Pauli will eine andere Industrie, eine die nachhaltig denkt. Wie das geht zeigt er gerade in China. Dort betreut er drei Fabriken, die bald Papier aus dem Abraum des Bergbaus herstellen sollen. Polyethylen, das aus den Abfällen der Plastikflaschen reichlich geschöpft werden könne, diene als Klebemittel für den feinen Staub. „Diese Konstruktion braucht null Wasser“, schwärmt Pauli.
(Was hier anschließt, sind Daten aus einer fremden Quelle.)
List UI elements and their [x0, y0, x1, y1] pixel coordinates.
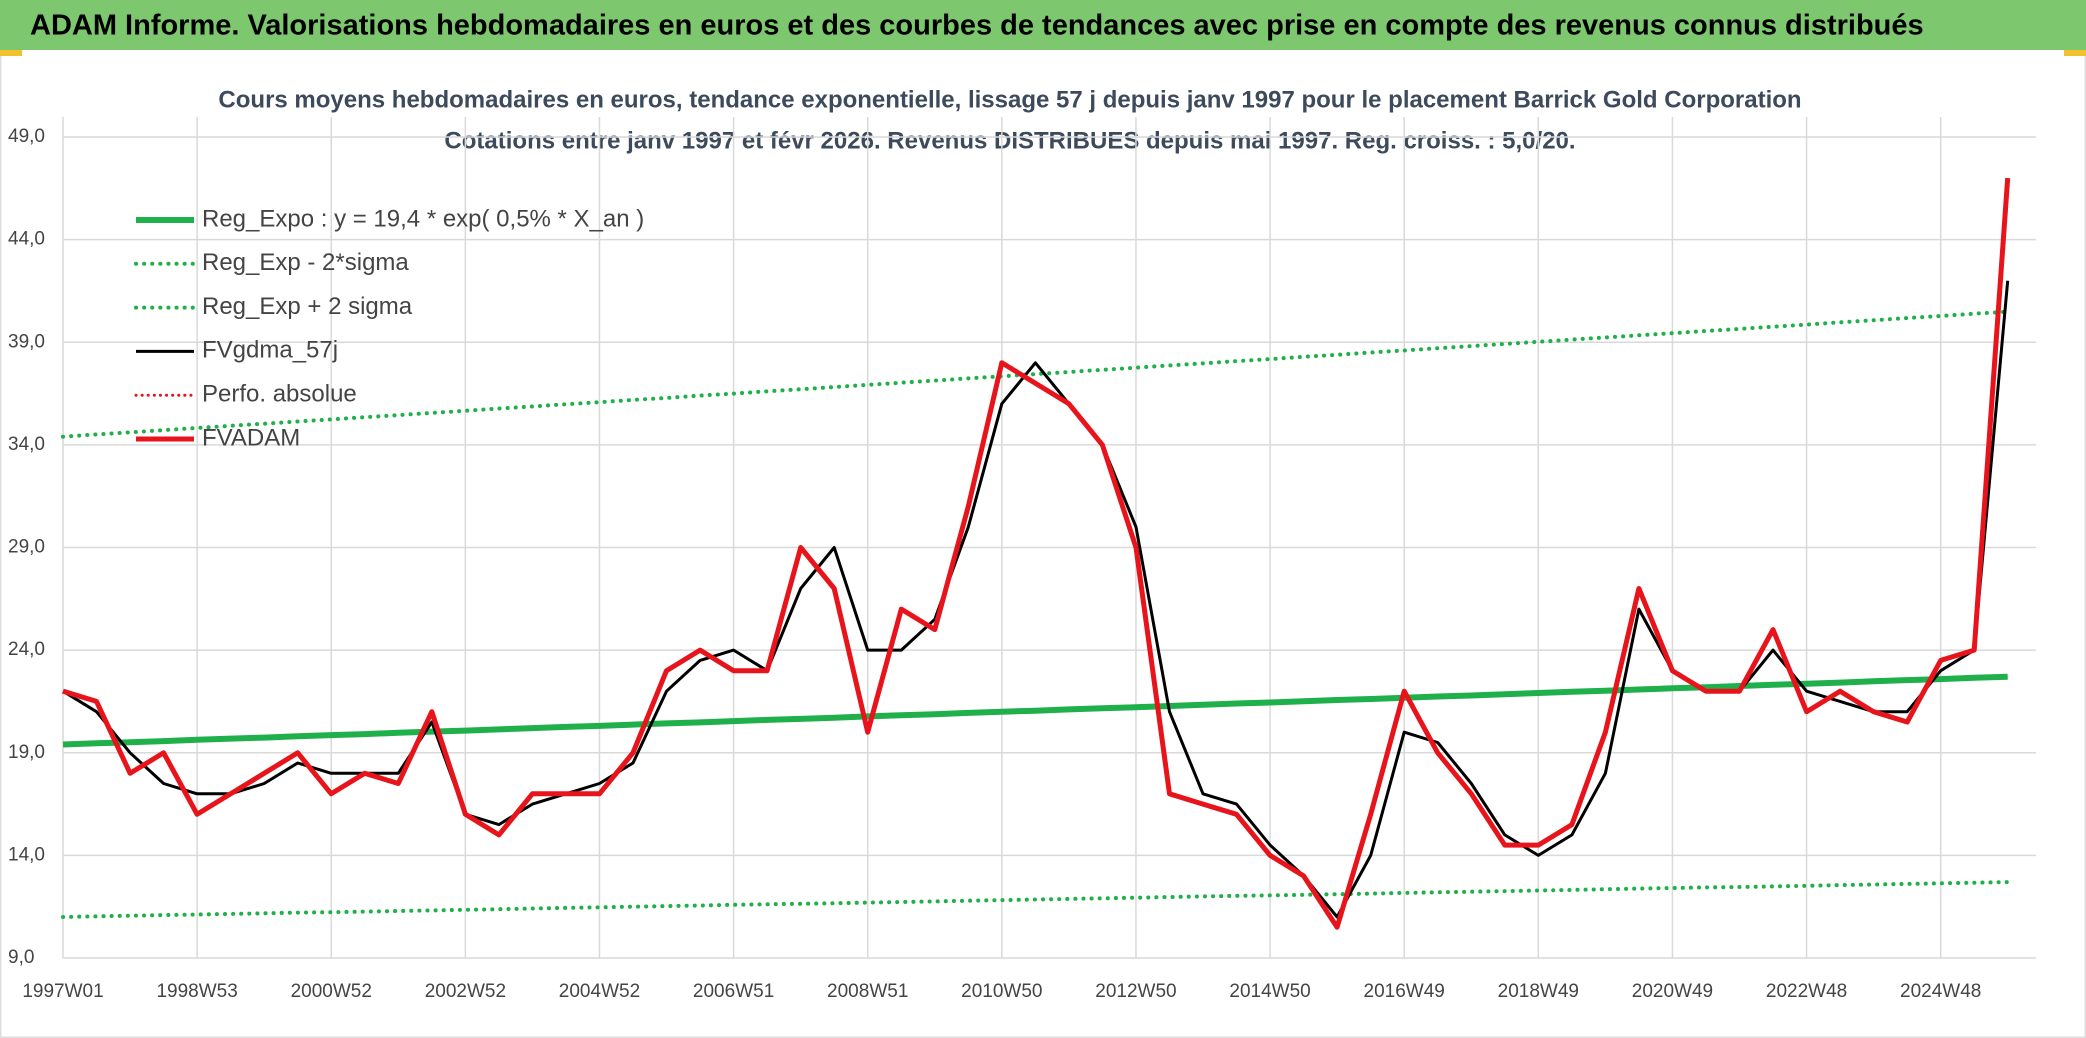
y-tick-label: 39,0	[8, 331, 45, 352]
line-series	[62, 673, 2008, 748]
x-tick-label: 1998W53	[156, 981, 237, 1002]
y-tick-label: 29,0	[8, 537, 45, 558]
y-tick-label: 24,0	[8, 639, 45, 660]
grid: 9,0 14,0 19,0 24,0 29,0 34,0 39,0 44,0 49,0 1997W…	[8, 117, 2036, 1002]
chart-title: Cours moyens hebdomadaires en euros, ten…	[218, 86, 1801, 113]
y-tick-label: 9,0	[8, 947, 34, 968]
x-tick-label: 2024W48	[1900, 981, 1981, 1002]
line-series	[61, 880, 2010, 919]
plot	[61, 177, 2011, 930]
y-tick-label: 34,0	[8, 434, 45, 455]
y-tick-label: 44,0	[8, 229, 45, 250]
line-series	[61, 309, 2010, 439]
x-tick-label: 2000W52	[291, 981, 372, 1002]
legend-label: Reg_Exp - 2*sigma	[202, 249, 409, 276]
x-tick-label: 2008W51	[827, 981, 908, 1002]
corner-mark	[0, 50, 22, 56]
x-tick-label: 2016W49	[1364, 981, 1445, 1002]
x-tick-label: 1997W01	[22, 981, 103, 1002]
title-bar	[0, 0, 2086, 50]
x-tick-label: 2012W50	[1095, 981, 1176, 1002]
x-tick-label: 2022W48	[1766, 981, 1847, 1002]
x-tick-label: 2002W52	[425, 981, 506, 1002]
legend-label: Reg_Exp + 2 sigma	[202, 293, 413, 320]
legend-label: FVgdma_57j	[202, 337, 338, 364]
legend-label: FVADAM	[202, 424, 300, 451]
x-tick-label: 2006W51	[693, 981, 774, 1002]
line-series	[62, 177, 2011, 930]
x-tick-label: 2004W52	[559, 981, 640, 1002]
legend-label: Perfo. absolue	[202, 381, 357, 408]
x-tick-label: 2010W50	[961, 981, 1042, 1002]
legend: Reg_Expo : y = 19,4 * exp( 0,5% * X_an )…	[134, 205, 644, 451]
legend-label: Reg_Expo : y = 19,4 * exp( 0,5% * X_an )	[202, 205, 644, 232]
corner-mark	[2064, 50, 2086, 56]
chart-subtitle: Cotations entre janv 1997 et févr 2026. …	[444, 127, 1575, 154]
y-tick-label: 49,0	[8, 126, 45, 147]
x-tick-label: 2020W49	[1632, 981, 1713, 1002]
y-tick-label: 19,0	[8, 742, 45, 763]
page-title: ADAM Informe. Valorisations hebdomadaire…	[30, 10, 1924, 42]
y-tick-label: 14,0	[8, 844, 45, 865]
x-tick-label: 2018W49	[1498, 981, 1579, 1002]
x-tick-label: 2014W50	[1229, 981, 1310, 1002]
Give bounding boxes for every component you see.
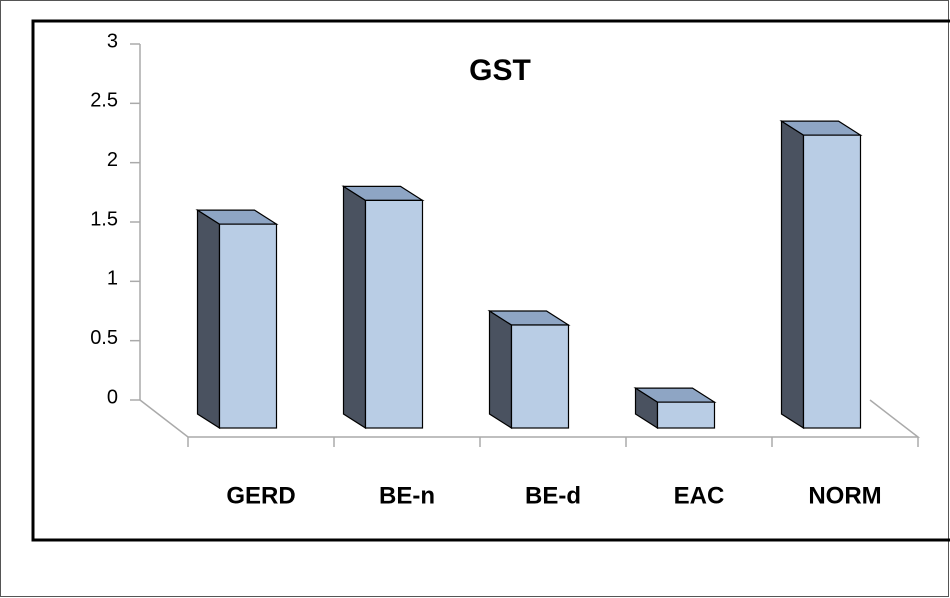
x-tick-label: BE-d — [525, 482, 581, 509]
bar — [510, 324, 570, 429]
x-tick-label: GERD — [226, 482, 295, 509]
y-tick-label: 0 — [107, 386, 118, 408]
bar-side — [488, 309, 513, 430]
y-tick-label: 2.5 — [90, 90, 118, 112]
bar — [802, 134, 862, 429]
x-tick-label: EAC — [674, 482, 725, 509]
bar — [364, 199, 424, 429]
floor — [139, 399, 921, 438]
bar-side — [342, 185, 367, 430]
y-tick-label: 1 — [107, 268, 118, 290]
y-tick-label: 0.5 — [90, 327, 118, 349]
bar — [218, 223, 278, 429]
y-tick-label: 1.5 — [90, 208, 118, 230]
x-tick-label: BE-n — [379, 482, 435, 509]
plot-frame — [31, 19, 950, 542]
y-tick-label: 3 — [107, 30, 118, 52]
y-tick-label: 2 — [107, 149, 118, 171]
bar-side — [780, 120, 805, 430]
chart-title: GST — [469, 54, 531, 87]
bar — [656, 401, 716, 429]
bar-side — [196, 209, 221, 430]
x-tick-label: NORM — [808, 482, 881, 509]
Im chronisch unter Trinkwassermangel leidenden China wäre dies eine erhebliche Entlastung. Und das das Papier sehr preiswert hergestellt werden kann, rechnet der Berater mit weltweit sinkenden Papierpreisen, wenn sich diese Technologie durchsetzt. Entsprechende Werke könnten dann auch in Deutschland entstehen, zum Beispiel im Ruhrgebiet. Derzeit stellt Pauli das Konzept im Bundesumweltministerium vor.

 

Kasten

 

Gunter Pauli ist Gründer der Blue Economy, der von der Farbe des Planeten abgeleiteten „blauen Wirtschaft“, die ohne Emissionen und Abfälle auskommt. 1994 wurde der Unternehmen nach Japan an die United Nations University gerufen, wo er das Kyoto-Protokoll zum Klimaschutz mit entwickelte. Der Belgier war selbst auch als Unternehmer und Investor erfolgreich. Pauli lebt in Südafrika, berät aber weltweit Unternehmen und Organisationen.